Path-Coordinated Continual Learning with Neural Tangent Kernel-Justified Plasticity: A Theoretical Framework with Near State-of-the-Art Performance
Rathin Chandra Shit
TL;DR
This work addresses catastrophic forgetting in sequential learning by integrating NTK-justified plasticity with a path-coordination strategy, statistically validated path selection, and a multi-metric path quality framework. The approach leverages Neural Tangent Kernel eigenspectrum analysis to bound plasticity and uses a Wilson confidence interval to rigorously validate computation paths, enabling selective path freezing via an EWC-Hybrid scheme. On Split-CIFAR10, the method achieves an average accuracy of $66.7\%$ with $23.4\%$ forgetting, approaching state-of-the-art performance and exhibiting a self-stabilizing decrease in forgetting across task sequences; NTK condition numbers serve as early warnings for capacity exhaustion at $\kappa>10^{11}$. The work provides principled theoretical insights and practical guidelines for adaptive regularization and capacity management in fixed-capacity continual learning systems, with implications for scalable lifelong learning in real-world settings.
Abstract
Catastrophic forgetting is one of the fundamental issues of continual learning because neural networks forget the tasks learned previously when trained on new tasks.
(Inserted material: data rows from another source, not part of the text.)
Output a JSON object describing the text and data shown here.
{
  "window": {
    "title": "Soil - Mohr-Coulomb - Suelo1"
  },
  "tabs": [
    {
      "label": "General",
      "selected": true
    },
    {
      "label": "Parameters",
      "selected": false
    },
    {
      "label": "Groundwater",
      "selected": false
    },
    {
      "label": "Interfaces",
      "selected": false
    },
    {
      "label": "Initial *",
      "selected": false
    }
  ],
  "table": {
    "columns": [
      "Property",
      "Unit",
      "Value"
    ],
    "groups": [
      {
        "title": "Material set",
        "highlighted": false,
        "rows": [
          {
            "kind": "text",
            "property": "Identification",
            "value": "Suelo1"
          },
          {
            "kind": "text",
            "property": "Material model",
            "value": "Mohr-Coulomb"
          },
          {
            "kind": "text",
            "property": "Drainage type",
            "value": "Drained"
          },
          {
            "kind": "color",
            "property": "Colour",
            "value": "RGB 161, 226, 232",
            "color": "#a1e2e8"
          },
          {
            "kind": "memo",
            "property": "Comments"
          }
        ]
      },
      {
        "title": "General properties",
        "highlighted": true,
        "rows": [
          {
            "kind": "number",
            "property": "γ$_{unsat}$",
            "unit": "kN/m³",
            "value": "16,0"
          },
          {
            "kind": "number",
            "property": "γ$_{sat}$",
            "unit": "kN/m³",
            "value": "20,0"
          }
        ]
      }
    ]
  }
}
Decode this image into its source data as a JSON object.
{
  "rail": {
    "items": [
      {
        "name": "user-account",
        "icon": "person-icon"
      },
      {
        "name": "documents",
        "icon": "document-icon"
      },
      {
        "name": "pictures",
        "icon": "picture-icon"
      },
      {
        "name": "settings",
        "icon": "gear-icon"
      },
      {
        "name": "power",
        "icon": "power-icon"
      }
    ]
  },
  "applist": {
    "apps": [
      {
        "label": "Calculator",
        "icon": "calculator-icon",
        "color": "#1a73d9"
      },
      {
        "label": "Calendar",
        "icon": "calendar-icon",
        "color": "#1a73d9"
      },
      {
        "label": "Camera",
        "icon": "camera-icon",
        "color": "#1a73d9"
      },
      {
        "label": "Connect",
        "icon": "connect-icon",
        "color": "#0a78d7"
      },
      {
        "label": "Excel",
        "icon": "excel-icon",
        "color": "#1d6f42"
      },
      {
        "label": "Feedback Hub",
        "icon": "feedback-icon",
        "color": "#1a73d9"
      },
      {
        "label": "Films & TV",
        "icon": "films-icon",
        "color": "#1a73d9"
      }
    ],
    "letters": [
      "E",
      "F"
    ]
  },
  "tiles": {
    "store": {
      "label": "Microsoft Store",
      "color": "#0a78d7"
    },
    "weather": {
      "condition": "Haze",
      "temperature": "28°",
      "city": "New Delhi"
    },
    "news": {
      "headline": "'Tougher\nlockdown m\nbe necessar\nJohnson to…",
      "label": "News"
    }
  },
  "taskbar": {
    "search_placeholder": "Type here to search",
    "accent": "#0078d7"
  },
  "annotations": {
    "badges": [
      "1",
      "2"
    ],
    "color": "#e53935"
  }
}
The proposed framework is a new path-coordinated framework of continual learning that unites the Neural Tangent Kernel (NTK) theory of principled plasticity bounds, statistical validation by Wilson confidence intervals, and evaluation of path quality by the use of multiple metrics. Experimental evaluation shows an average accuracy of 66.7% at the cost of 23.4% catastrophic forgetting on Split-CIFAR10, a huge improvement over the baseline and competitive performance achieved, which is very close to state-of-the-art results. Further, it is found out that NTK condition numbers are predictive indicators of learning capacity limits, showing the existence of a critical threshold at condition number $>10^{11}$. It is interesting to note that the proposed strategy shows a tendency of lowering forgetting as the sequence of tasks progresses (27% to 18%), which is a system stabilization. The framework validates 80% of discovered paths with a rigorous statistical guarantee and maintains 90-97% retention on intermediate tasks. The core capacity limits of the continual learning environment are determined in the analysis, and actionable insights to enhance the adaptive regularization are offered.